Note to you rabid Jessie Funk fans out there: Please note I have said nothing derogatory about Jessie Funk, her music, her personality, her looks, her lifestyle, nor that sleeveless dress thing. Okay, maybe I’ve said a little. But I have not said I hate her music or everything she stands for. So don’t go completely ape in the comments. 
I know, as Mormons, that we’re supposed to be in the world, but not of the world. Guess I’m sayin’ I’m pretty happy for the most part to stay out of the Mormon Culture world as well. 
Then there’s the Cultural Hall, a podcast series with a Facebook presence. I’ve listened to two of them. First was on some Mormon mommy-blogger whose name I don’t even remember because the podcast really didn’t have a point at all. I actually got to argue this a bit with one of the podcast’s creators because, snotty soul that I am, I posted the equivalent of Homer Simpson’s Bor-ING! on the post for the podcast. We exchanged a few suggestions, laughed, cried, and became fast friends. Or something like that. 
Then I listened to one featuring Glen Rawson, who also appears by name on our local pop-Mormon culture radio show in the Sunday am. Him, I recognize, because of the over-the-top, maudlin delivery where every little snippet of church history is filled with drama or at least the illusion of that little guy flying around the big top. He was actually much better in the podcast than in his radio series, since he dropped about 99% of the drama. Still, I don’t see going back to the Cultural Hall any time soon. Again, not because it isn’t good or worthwhile or anything, but simply because it’s not my cuppa. 

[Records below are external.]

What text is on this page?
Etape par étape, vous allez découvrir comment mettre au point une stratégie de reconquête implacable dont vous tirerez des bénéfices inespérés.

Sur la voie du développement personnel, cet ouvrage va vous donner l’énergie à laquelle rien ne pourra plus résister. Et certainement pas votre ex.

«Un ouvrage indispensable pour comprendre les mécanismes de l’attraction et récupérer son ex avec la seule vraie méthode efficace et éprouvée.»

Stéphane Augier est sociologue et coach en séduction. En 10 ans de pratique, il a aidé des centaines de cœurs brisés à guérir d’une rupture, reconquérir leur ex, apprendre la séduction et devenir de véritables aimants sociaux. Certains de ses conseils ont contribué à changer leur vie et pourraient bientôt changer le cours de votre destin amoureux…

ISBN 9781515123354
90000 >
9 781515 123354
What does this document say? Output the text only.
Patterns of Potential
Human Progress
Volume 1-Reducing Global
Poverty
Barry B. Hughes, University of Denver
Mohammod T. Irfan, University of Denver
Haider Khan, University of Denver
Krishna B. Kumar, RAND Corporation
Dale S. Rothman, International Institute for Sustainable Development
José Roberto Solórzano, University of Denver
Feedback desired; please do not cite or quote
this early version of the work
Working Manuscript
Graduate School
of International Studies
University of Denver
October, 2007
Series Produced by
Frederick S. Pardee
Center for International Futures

I’ve had better luck with Mormon cinema, though I confess it’s been years since I’ve seen any new films I enjoyed “The Best Two Years” for its honest portrayal of missionary life and appreciate “The RM” for its humor in looking at post-mission culture and poking fun at Mormon popular culture. And I love it when the MoTab gets all funky. Like this: 
Now I don't mind if other people like this stuff. That's fine. Just not for me.